If you've been shopping around for a midsize sedan, you've probably heard that the 2014 Kia Optima and the 2014 Hyundai Sonata are mechanical twins. This means that they share nearly everything under the skin, from a platform and engines to drivetrains, transmissions and suspension components. What makes the two cars different, and why should you choose one over the other? To help you understand the differences, we'll explain all the key changes that separate the Kia Optima and the Hyundai Sonata.
The easiest way to tell the Optima and the Sonata apart is simply to look at the two cars. You'll quickly be able to spot the differences: While the Sonata uses swoopy, luxury-car-like lines, the Optima looks sportier and more aggressive with sharper edges. In fact, despite riding on the same platform, the Optima and Sonata look very different from one another -- more than most midsize sedans. That may be intentional; the Sonata is aimed at shoppers interested in a smoother, more luxurious sedan, while the Optima is designed for buyers interested in getting a little extra sport from their midsize sedan.
Inside, the Sonata and Optima are a lot more similar than their exterior styling would suggest. On the surface, the two cars still have distinctive looks: The Optima's stylized center stack is tilted toward the driver, for instance, in keeping with its sporty demeanor. The Sonata's controls are more easily accessible to both the driver and the front passenger. The cars offer a similar array of buttons, however, and if you look closely, you'll find that they even share a few switches. In terms of functionality, both interior room and trunk space are about the same, and the cars feature roughly the same array of features and options.
Under the hood, the Sonata and Optima are highly similar. Both cars come standard with standard front-wheel drive. They both use the same base engine: a 190-horsepower 2.4-liter 4-cylinder. Drivers interested in more power can get an optional 274-hp, 2.0-liter turbocharged 4-cylinder in either car, and both the Sonata and Optima also offer a hybrid version with a 199-hp hybrid 4-cylinder that returns 35 miles per gallon in the city and 39 mpg on the highway. Additionally, both cars use a standard 6-speed automatic transmission for all versions. In essence, when it comes to the mechanicals, the Optima and Sonata are largely the same vehicle.
As you might expect given their similarities under the skin, the Sonata and Optima are highly alike when it comes to equipment. The main difference is the names of the infotainment systems (UVO for the Optima and Blue Link for the Sonata), but much of the available equipment is the same.

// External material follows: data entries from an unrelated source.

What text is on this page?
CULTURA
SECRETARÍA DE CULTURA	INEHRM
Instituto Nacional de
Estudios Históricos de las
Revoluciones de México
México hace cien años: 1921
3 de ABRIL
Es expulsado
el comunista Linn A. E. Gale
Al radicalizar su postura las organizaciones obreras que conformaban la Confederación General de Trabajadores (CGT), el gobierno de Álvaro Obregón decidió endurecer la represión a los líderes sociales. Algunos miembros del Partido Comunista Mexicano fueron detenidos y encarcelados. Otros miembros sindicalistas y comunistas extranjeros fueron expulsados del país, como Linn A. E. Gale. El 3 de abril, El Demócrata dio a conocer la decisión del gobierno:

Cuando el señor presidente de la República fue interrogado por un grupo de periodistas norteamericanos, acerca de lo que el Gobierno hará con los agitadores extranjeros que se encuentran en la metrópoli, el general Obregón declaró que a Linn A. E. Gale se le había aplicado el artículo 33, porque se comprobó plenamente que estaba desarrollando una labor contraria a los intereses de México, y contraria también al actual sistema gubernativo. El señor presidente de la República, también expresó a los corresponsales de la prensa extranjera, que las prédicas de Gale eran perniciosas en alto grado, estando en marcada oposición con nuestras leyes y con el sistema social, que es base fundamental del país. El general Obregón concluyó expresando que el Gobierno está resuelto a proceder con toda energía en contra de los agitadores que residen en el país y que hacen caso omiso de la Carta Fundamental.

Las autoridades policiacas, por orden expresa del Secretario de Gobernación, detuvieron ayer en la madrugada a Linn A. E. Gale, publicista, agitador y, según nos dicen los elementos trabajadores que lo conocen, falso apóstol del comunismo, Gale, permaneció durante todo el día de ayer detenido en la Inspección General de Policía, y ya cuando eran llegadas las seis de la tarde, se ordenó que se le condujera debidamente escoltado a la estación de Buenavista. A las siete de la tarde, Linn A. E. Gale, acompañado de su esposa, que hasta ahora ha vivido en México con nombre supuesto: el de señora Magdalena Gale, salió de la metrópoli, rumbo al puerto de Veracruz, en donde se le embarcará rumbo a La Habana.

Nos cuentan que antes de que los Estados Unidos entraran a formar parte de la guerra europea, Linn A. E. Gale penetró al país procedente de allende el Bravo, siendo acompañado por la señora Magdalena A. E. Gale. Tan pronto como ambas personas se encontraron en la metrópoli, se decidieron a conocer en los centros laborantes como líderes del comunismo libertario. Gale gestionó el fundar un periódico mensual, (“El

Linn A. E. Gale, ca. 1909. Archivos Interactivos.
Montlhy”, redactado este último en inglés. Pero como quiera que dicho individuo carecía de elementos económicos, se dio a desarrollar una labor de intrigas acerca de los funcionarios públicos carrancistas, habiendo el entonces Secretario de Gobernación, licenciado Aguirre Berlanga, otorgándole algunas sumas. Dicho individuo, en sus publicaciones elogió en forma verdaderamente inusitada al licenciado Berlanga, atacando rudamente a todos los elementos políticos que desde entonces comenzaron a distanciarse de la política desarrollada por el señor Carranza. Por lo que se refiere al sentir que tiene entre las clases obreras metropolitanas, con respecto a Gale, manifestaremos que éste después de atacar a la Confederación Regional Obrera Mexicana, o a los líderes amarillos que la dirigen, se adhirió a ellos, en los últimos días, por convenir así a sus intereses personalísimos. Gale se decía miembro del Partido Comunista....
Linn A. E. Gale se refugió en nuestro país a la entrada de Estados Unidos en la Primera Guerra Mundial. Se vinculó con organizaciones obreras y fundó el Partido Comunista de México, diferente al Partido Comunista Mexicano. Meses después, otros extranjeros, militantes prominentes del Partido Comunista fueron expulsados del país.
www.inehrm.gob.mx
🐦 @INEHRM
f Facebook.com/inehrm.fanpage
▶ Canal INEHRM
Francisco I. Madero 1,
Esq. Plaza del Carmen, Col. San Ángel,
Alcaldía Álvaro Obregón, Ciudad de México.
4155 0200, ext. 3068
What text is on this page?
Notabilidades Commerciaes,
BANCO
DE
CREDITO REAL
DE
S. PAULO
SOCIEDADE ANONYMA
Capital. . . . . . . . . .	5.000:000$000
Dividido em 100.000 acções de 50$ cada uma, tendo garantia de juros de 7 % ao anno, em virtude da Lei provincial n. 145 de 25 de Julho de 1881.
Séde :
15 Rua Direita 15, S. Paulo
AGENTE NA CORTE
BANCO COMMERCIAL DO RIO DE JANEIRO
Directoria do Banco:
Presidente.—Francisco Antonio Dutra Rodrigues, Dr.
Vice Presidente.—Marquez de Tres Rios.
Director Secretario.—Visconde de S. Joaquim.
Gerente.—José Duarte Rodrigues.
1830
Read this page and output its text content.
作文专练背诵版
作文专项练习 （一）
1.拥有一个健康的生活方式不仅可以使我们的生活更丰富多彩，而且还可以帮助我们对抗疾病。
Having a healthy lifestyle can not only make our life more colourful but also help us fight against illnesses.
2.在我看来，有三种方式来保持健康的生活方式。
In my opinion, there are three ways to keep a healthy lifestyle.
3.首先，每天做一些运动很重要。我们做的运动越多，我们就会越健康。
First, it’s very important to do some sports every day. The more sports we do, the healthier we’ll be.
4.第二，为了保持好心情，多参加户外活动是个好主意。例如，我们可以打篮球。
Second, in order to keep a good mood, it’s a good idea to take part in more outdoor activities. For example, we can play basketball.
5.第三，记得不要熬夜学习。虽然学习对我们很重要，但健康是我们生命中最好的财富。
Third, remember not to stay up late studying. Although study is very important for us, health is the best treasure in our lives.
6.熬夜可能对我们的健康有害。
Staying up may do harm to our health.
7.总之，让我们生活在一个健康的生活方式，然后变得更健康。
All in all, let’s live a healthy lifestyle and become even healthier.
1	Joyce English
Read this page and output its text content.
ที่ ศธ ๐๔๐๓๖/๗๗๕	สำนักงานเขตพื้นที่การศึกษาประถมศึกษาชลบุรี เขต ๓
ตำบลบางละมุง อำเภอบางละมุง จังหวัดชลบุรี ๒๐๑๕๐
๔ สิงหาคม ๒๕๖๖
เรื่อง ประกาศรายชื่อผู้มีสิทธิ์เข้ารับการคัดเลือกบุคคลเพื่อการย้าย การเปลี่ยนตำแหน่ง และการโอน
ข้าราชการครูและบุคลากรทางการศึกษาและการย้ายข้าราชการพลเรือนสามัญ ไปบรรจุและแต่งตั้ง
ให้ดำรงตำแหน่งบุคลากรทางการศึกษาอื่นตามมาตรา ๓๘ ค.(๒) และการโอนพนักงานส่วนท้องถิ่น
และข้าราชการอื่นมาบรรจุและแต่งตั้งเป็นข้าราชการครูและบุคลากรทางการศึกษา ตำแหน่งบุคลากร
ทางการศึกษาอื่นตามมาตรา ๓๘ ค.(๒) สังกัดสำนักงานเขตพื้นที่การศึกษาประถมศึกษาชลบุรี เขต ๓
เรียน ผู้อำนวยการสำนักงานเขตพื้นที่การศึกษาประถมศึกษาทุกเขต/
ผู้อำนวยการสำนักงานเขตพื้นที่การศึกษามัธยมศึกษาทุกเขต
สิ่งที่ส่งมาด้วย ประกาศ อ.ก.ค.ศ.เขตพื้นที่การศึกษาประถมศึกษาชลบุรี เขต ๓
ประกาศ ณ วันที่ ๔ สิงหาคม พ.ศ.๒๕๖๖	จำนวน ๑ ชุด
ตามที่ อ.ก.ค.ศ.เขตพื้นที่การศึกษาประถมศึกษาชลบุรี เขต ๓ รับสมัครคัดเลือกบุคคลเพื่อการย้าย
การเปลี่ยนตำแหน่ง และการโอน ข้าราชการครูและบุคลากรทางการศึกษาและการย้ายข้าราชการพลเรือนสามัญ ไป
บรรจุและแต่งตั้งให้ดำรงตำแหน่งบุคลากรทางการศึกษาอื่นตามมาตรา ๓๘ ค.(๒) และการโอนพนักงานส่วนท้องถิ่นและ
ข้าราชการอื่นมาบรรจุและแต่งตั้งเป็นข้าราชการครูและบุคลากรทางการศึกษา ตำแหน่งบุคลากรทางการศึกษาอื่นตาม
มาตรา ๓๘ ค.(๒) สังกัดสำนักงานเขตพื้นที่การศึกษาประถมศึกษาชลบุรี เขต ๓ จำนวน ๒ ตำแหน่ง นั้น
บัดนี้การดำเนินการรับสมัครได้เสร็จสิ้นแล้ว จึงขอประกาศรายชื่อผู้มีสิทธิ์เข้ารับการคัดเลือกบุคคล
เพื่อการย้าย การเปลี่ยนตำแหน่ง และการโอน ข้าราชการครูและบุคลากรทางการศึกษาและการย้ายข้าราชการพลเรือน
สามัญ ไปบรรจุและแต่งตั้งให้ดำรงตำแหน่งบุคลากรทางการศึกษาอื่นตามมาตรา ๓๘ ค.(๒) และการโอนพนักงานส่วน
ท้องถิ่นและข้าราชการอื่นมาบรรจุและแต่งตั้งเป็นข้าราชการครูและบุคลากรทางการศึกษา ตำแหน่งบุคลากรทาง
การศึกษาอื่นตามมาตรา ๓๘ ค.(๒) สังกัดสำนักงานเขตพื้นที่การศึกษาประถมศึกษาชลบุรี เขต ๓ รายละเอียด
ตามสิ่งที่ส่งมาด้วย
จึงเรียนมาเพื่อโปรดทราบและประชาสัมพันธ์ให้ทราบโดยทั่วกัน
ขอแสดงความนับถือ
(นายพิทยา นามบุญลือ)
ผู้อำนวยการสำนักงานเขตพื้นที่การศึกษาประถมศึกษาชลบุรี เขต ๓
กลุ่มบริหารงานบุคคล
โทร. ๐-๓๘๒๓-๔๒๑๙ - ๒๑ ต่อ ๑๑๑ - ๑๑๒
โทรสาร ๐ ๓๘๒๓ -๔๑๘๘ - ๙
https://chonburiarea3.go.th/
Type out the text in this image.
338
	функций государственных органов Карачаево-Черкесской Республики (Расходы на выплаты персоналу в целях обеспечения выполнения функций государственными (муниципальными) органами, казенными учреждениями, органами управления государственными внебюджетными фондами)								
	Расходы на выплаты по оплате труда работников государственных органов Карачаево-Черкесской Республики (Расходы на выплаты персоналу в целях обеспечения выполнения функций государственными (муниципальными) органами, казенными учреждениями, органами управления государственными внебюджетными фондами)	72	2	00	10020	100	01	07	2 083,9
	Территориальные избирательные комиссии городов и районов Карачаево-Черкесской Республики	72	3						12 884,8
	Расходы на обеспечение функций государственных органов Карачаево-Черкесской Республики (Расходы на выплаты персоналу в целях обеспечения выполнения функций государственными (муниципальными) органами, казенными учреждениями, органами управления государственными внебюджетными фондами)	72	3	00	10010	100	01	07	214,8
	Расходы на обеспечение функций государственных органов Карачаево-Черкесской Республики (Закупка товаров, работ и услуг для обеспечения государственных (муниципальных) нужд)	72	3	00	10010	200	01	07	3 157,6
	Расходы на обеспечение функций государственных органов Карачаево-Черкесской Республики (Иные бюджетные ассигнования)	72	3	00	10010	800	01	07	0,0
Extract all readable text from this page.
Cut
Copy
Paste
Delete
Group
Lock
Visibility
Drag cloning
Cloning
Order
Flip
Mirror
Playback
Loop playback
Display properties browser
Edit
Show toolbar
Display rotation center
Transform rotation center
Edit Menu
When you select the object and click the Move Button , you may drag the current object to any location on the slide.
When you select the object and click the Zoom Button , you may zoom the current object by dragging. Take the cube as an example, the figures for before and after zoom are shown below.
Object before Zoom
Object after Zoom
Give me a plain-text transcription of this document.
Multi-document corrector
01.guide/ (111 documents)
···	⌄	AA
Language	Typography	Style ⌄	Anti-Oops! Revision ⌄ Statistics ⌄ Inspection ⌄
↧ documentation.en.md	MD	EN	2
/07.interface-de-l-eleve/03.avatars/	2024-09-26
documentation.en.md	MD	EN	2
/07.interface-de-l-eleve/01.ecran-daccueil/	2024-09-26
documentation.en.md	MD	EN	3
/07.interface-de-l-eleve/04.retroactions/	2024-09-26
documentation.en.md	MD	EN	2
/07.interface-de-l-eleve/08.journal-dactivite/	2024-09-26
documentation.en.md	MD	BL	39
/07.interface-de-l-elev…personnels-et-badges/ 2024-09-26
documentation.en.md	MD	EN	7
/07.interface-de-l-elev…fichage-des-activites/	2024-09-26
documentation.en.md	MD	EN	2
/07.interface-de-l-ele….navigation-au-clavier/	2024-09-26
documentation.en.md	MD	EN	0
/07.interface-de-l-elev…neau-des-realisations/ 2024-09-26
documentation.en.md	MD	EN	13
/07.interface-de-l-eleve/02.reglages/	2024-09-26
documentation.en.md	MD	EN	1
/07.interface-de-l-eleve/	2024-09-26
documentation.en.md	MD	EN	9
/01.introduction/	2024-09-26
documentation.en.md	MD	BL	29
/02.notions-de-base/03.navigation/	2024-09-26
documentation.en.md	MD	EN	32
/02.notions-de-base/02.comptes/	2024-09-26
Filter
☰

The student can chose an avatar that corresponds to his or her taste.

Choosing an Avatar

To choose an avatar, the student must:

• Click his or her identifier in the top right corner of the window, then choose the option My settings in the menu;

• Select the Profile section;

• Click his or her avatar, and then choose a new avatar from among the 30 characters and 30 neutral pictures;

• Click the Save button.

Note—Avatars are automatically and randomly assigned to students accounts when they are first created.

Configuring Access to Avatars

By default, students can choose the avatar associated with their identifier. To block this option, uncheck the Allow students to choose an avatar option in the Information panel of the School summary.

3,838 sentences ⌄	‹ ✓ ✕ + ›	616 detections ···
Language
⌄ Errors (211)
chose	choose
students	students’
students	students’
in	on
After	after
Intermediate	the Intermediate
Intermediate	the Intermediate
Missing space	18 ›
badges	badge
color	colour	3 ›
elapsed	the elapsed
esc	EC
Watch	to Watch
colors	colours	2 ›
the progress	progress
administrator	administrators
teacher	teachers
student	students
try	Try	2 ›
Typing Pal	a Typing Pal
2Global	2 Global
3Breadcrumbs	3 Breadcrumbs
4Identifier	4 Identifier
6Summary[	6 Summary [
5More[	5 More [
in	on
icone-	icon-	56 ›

In both the Optima and the Sonata, base models (LX for the Optima and GLS for the Sonata) feature only the basics, such as keyless entry, power accessories, alloy wheels, an iPod/USB interface and Bluetooth. Add the most popular option package (dubbed the LX Convenience package in the Optima and the Popular Equipment package in the Sonata), and you'll get a backup camera and a power driver's seat.
Go for the sporty model (SE for the Sonata and SX for the Optima), and you'll get 18-inch alloy wheels, a sport suspension, dual exhaust tips and other items. Interestingly, the Optima SX and Sonata SE appear to receive the same upgraded sport suspension, even though the Optima is pitched as a slightly sportier model.
When it comes to options, the Sonata and Optima are, once again, remarkably close. Both have a panoramic sunroof, xenon headlights, 17-in alloy wheels, keyless and push-button ignition, a power passenger's seat and heated rear seats. While both models offer the features in different packages available at different prices, neither one stands out for any unique content, whether standard or optional.
Considering that the Optima and Sonata use the same basic designs that date back to 2011, each vehicle does a surprisingly good job of incorporating some of the latest gadgets into the standard and optional equipment lists. For example, both the Sonata and Optima offer rear cross-traffic alert, a blind spot monitoring system, HD Radio and a panoramic sunroof. They also both tout available infotainment systems (UVO in the Optima and Blue Link in the Sonata) with large 8-in touchscreen displays. Yet again, neither car offers any major features not available in the other.
The Optima and Sonata incorporate a wide range of modern safety features such as xenon headlights, rear cross-traffic alert (which monitors oncoming traffic to help you back out of parking spaces) and a blind spot monitoring system. A few features are notably absent, however, including forward-collision alert, adaptive cruise control and automatic wipers. Both the Sonata and the Optima feature a standard telematics system that boasts features such as remote door unlocking and emergency crash notification in case of an accident.
Although the 2014 Kia Optima and the 2014 Hyundai Sonata look wildly different, closer examination reveals that they're more similar than you might think. They share standard and optional features, and neither model offers any major equipment advantages over the other. They share engines, a suspension, a platform and a chassis, and they have surprisingly similar interiors. In conclusion, should you find yourself considering the Kia Optima or Hyundai Sonata when searching for a midsize sedan, we suggest buying the one that you think looks the best or the one that's offering the best deal.